前著「終活やーめた。」(講談社)から1年、喜寿を超えて家族の記憶、芸能界、夫婦のかたち、今後についてピン子流・生き方の極意をつづった自伝エッセー。本の中で「これが最後。全部言うわよ」と記しているが「人間って欲深いからね。最後って言って何十冊も出してるやついっぱいいる。方便よ。どんどん期待してください。生きてるって証拠だからね」といきなり最後を撤回した。
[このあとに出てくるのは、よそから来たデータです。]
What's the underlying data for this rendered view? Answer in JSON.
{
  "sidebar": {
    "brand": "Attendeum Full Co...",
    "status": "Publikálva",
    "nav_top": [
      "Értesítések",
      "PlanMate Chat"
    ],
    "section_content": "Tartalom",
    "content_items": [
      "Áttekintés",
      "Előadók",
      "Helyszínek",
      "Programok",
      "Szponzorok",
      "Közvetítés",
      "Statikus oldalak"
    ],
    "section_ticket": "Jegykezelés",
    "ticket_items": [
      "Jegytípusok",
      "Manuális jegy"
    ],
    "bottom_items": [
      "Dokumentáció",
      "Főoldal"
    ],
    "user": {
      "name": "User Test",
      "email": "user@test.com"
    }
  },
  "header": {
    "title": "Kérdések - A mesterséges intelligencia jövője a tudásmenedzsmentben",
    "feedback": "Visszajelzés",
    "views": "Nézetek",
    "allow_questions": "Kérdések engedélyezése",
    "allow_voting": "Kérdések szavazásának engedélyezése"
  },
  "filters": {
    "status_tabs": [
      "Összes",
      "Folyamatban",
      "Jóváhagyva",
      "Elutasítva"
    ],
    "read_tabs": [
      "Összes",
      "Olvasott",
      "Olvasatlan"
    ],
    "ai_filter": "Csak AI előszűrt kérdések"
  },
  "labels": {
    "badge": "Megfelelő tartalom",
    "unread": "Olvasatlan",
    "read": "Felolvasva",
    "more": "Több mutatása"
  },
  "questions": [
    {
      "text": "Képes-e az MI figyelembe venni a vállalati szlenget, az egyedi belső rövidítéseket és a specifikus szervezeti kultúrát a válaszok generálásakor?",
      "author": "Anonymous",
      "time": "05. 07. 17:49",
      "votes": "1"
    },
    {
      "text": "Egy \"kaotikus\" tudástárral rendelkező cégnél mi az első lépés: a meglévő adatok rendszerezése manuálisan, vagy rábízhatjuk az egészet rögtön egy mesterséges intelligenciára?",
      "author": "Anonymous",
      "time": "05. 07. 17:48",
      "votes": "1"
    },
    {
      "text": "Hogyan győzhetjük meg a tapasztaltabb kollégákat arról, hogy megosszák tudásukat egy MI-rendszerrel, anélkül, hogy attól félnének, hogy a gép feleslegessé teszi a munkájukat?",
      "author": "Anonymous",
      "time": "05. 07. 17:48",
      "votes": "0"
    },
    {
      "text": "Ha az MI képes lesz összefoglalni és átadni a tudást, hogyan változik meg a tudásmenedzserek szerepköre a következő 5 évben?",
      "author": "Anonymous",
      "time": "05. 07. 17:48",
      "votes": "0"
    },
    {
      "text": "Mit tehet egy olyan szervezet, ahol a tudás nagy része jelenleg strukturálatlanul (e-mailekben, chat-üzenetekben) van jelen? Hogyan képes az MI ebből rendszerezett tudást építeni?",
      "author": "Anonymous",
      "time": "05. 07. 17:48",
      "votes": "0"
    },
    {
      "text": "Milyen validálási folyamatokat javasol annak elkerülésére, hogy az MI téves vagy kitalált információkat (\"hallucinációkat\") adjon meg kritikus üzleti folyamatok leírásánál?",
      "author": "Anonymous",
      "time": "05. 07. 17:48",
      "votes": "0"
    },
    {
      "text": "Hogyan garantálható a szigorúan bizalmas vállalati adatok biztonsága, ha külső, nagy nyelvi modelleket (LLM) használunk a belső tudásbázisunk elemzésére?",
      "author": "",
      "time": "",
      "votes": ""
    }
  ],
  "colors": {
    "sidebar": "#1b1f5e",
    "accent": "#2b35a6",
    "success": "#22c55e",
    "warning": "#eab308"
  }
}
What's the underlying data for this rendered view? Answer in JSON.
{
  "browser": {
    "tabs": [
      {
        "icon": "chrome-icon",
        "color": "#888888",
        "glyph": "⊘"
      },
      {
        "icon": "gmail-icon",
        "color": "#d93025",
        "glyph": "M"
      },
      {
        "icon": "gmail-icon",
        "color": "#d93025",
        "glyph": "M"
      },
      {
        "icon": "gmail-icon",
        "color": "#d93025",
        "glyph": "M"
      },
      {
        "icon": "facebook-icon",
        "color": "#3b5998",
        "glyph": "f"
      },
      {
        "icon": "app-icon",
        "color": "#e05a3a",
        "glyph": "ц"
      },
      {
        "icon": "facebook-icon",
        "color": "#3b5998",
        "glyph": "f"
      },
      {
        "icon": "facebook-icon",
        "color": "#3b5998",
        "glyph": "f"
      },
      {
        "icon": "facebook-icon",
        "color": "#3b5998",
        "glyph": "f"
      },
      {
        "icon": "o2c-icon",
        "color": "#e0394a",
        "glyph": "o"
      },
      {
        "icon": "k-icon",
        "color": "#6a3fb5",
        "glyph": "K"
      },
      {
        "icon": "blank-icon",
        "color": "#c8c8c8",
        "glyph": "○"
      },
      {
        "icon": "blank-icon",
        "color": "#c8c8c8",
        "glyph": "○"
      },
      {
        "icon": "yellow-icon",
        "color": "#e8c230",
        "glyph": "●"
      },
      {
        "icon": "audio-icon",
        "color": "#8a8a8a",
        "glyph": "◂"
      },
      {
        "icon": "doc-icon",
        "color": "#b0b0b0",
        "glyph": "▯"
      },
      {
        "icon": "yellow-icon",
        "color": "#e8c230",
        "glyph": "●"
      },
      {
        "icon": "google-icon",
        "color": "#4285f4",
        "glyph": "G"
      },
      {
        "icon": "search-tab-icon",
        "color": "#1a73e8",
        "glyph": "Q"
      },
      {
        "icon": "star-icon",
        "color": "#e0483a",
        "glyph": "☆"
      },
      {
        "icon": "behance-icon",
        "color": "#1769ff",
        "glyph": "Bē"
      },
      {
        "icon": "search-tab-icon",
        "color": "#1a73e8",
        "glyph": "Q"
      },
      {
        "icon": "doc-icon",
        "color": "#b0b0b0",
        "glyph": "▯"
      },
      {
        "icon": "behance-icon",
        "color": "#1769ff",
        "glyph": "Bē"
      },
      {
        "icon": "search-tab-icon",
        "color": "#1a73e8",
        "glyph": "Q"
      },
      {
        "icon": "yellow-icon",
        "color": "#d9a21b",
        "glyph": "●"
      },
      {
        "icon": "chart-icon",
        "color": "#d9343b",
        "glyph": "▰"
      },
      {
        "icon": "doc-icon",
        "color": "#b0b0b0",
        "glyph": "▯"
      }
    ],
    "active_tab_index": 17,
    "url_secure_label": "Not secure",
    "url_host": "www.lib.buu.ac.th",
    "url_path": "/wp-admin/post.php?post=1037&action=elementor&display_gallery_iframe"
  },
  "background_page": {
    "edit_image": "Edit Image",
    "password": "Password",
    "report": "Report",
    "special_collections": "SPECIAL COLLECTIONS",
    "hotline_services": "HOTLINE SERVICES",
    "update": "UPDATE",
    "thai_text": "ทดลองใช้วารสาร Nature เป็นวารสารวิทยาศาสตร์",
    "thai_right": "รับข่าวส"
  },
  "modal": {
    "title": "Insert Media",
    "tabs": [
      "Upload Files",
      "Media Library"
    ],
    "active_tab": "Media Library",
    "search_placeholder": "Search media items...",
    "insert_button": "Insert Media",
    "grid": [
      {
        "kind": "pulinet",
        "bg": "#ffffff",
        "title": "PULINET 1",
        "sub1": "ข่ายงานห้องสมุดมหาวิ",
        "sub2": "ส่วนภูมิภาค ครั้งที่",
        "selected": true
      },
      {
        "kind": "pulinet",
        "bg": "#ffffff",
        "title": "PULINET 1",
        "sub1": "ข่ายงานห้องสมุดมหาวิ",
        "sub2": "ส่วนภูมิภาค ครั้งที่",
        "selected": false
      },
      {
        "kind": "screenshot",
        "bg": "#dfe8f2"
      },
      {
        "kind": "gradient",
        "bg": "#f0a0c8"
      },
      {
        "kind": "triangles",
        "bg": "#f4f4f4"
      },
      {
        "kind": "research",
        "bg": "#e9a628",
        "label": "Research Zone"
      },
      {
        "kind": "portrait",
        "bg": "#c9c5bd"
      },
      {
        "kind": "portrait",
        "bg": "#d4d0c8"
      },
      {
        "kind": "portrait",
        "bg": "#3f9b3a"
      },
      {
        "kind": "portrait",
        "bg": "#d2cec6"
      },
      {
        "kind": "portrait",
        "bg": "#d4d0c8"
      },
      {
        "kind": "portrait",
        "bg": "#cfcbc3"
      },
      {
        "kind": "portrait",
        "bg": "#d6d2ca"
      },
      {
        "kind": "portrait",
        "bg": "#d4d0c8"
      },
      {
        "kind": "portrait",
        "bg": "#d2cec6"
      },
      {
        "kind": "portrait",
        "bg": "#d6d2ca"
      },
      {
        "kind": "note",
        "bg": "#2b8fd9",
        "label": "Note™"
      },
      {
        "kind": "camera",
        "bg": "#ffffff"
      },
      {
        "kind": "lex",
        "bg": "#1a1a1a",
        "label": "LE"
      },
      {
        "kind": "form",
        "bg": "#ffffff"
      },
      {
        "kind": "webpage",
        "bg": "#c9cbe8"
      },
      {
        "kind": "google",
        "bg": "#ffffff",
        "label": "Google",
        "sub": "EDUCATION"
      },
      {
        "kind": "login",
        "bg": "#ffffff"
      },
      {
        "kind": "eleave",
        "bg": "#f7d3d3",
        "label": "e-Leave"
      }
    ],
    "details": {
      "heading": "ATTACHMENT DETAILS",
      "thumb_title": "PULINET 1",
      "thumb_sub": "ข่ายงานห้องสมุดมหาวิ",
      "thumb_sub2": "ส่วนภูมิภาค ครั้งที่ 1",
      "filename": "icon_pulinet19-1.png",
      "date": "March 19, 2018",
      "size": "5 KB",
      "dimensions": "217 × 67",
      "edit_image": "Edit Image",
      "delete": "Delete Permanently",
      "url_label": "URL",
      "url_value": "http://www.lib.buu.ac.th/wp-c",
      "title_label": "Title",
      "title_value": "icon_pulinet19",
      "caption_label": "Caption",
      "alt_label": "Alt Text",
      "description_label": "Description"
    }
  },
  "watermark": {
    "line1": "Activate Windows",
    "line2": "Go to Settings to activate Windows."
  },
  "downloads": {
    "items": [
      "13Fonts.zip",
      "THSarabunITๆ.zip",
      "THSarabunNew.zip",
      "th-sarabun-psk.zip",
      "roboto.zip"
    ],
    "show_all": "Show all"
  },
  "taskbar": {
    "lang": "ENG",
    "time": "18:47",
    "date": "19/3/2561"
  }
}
「もし、このまんま死んだらと思ったらやっぱり怖いですよ。うちのこと、どうしようって。私の名義だし」。また「私を育てた」という杉村春子さんと橋田寿賀子さんの命日がともに4月4日なことから「死ぬときは4月4日にしたいのよ。うちの父が3日だったから、3日か4日に」と命日を“指定”。遺言は書いていないそうで「今度、『遺言書を書いてないあなたへ』ってどう?」と次作の案まで飛び出した。
元気の秘訣(ひけつ)を問われると「ないわよ。朝起きたら、あら今日も生きてたわって感じよ」と一蹴しつつ、「気持ちじゃない? 年齢を忘れるのがいいんじゃないの」と回答。「次のWBCまで生きたいのよ。負けちゃったから。あと大谷(翔平)さんにサイ・ヤング賞とらせたい。自分の息子でも何でもないんだけど」と、見届けたいことがまだまだあるそう。
書籍の表紙は自身の笑顔で「写真写りがとってもいいです。とても80近い女には見えません。誰か口説いてくんないかな」と笑って会場を後にした。